Мальчик выгнулся и снова застонал. Голова у него дернулась – его опять стошнило. Про лицу и груди, на которую попала рвота, ползали мухи.
Торнхилл никак не мог понять, что делать, только чувствовал, как его спину и плечи заливает влажный солнечный свет. Он поднял взгляд от мальчика, посмотрел на лес – лес ничем не помог. Над ущельем, высоко, там, где было небо, где была вечная голубизна, крылом к крылу летели две утки.
Он заставил себя заговорить, просто чтобы нарушить злые чары: «Я ничего не могу сделать для тебя, парень». Он хотел отвернуться, оставить все как есть, пусть потом это найдет кто-то другой.
Но почему-то он не мог уйти просто так. Да, надо дать мальчику попить. Уж это-то он сделать может. А потом уйдет.
Знакомые очертания «Надежды» как-то успокоили. Так, вот место на носу, где он держит бочонок с водой. Затычка сбоку, которая выскакивает, если не приладишь как следует. Звук воды, льющейся в кружку. Знакомый, привычный мир.
Идя назад к шалашам, он уговаривал себя, что там ничего нет. Нет никаких окоченевших, скрюченных последними конвульсиями тел, нет мальчика, свернувшегося клубком, умирающего дюйм за дюймом.
Но были тела, и был мальчик, который, моргая, смотрел на него. Теперь он перевернулся на спину, подтянул к груди колени. Торнхилл подошел, и лицо мальчика сморщилось, он покрутил головой из стороны в сторону. Увидев кружку с водой, облизнул губы, что-то прошептал, потянулся к ней.
Торнхилл стал рядом с ним на колени. Подсунул руку ему под голову – какие мягкие у него волосы, под ладонью он чувствовал круглый затылок, такой же, как у него самого.
Он поднес кружку к губам мальчика, и тот начал жадно пить, и пока он пил, тельце у него снова выгнулось, вода пошла назад вместе с зеленоватой рвотой.
«Господи, помоги!» – испугавшись, крикнул Торнхилл. Он не собирался молиться, но эти слова прозвучали как молитва.
Мальчик больше не двигался. Вода никак ему не помогла, но он все еще не закрыл глаза. Он снова попытался подтянуть колени к груди и посмотрел на Торнхилла. Глаза у него остекленели. Торнхилл подумал, что мальчик, наверное, умер, но тот снова застонал, ниточка слюны скользнула по подбородку. Торнхилл почувствовал, как в нем самом словно все остановилось, замерло. Если он шелохнется или хотя бы вздохнет, то яд проникнет и в его тело.
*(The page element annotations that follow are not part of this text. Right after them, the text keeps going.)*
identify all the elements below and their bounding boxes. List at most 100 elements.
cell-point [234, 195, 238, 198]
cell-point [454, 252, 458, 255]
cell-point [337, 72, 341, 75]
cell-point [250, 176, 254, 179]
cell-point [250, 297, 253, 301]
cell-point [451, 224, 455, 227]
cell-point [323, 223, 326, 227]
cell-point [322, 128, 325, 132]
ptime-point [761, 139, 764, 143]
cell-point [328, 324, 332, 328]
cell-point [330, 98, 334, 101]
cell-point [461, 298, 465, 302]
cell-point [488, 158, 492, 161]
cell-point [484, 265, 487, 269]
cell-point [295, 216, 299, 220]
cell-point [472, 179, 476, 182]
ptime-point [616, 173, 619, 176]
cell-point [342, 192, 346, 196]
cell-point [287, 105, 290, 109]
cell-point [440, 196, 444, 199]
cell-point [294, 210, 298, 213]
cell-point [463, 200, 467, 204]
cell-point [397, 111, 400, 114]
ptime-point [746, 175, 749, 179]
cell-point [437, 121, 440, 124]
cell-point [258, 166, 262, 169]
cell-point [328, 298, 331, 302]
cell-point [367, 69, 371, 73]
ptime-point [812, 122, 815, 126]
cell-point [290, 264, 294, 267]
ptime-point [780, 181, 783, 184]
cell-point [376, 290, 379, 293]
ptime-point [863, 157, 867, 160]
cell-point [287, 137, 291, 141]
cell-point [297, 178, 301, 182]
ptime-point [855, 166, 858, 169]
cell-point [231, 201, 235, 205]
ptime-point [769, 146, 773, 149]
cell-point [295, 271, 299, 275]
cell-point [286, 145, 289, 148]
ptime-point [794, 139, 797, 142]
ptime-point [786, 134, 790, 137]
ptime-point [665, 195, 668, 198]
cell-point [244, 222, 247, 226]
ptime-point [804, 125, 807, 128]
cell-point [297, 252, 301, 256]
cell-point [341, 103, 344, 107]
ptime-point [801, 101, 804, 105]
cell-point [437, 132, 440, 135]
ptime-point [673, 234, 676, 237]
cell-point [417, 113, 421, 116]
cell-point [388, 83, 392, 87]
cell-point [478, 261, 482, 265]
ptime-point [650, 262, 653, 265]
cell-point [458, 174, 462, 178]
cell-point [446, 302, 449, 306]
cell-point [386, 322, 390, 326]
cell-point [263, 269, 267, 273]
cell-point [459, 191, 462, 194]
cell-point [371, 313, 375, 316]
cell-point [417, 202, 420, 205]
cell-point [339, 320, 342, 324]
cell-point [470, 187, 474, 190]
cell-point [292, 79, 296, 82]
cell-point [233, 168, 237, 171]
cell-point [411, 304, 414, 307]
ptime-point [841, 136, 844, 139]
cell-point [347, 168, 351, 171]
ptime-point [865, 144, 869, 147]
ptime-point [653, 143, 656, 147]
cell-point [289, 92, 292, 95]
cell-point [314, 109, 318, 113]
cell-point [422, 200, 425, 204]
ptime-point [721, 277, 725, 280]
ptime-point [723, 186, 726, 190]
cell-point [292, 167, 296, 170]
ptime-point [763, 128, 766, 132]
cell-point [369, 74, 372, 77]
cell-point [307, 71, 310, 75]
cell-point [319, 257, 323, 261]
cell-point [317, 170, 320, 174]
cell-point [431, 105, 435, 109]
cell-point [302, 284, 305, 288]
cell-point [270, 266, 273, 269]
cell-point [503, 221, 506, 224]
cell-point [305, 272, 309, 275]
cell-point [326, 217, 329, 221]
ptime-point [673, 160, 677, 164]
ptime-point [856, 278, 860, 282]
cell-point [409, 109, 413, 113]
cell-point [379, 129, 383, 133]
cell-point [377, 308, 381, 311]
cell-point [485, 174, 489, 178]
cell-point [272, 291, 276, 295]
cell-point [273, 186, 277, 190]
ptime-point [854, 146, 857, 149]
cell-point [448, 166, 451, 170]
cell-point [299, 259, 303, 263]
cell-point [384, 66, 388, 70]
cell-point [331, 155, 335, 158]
Похоже, он ничего больше не мог сделать, разве только вернуться к себе на лодку. Он оттолкнулся от берега и, помогая себе веслом, прорвался через мангровые заросли к реке. Когда он вышел на открытую воду, ему показалось, будто над ним подняли крышку погреба. Он никак не мог напиться речного воздуха, он стоял на носу, полными легкими вдыхая этот чистый и прохладный воздух. Он не оглянулся, не посмотрел на то место на Дарки-Крик, над которым кружили птицы.
Он знал, что никому не расскажет о том, что видел. Потому что некоторые уже знали – например, Головастый. Это ведь он говорил о зеленом порошке.
Он знал, что ни за что не поделится с Сэл увиденным, не расскажет ей о мальчике. Это было еще одной тайной, запечатанной в дальних уголках памяти, таких дальних, что можно делать вид, будто ничего этого не было.
На следующее утро Дик, вздымая клубы пыли, примчался в хижину с воплем, что черные залезли в кукурузу. «Не просто залезли, Па! – задыхаясь, выпалил он. – Они ее собирают! Складывают в свои плетеные мешки и уносят!»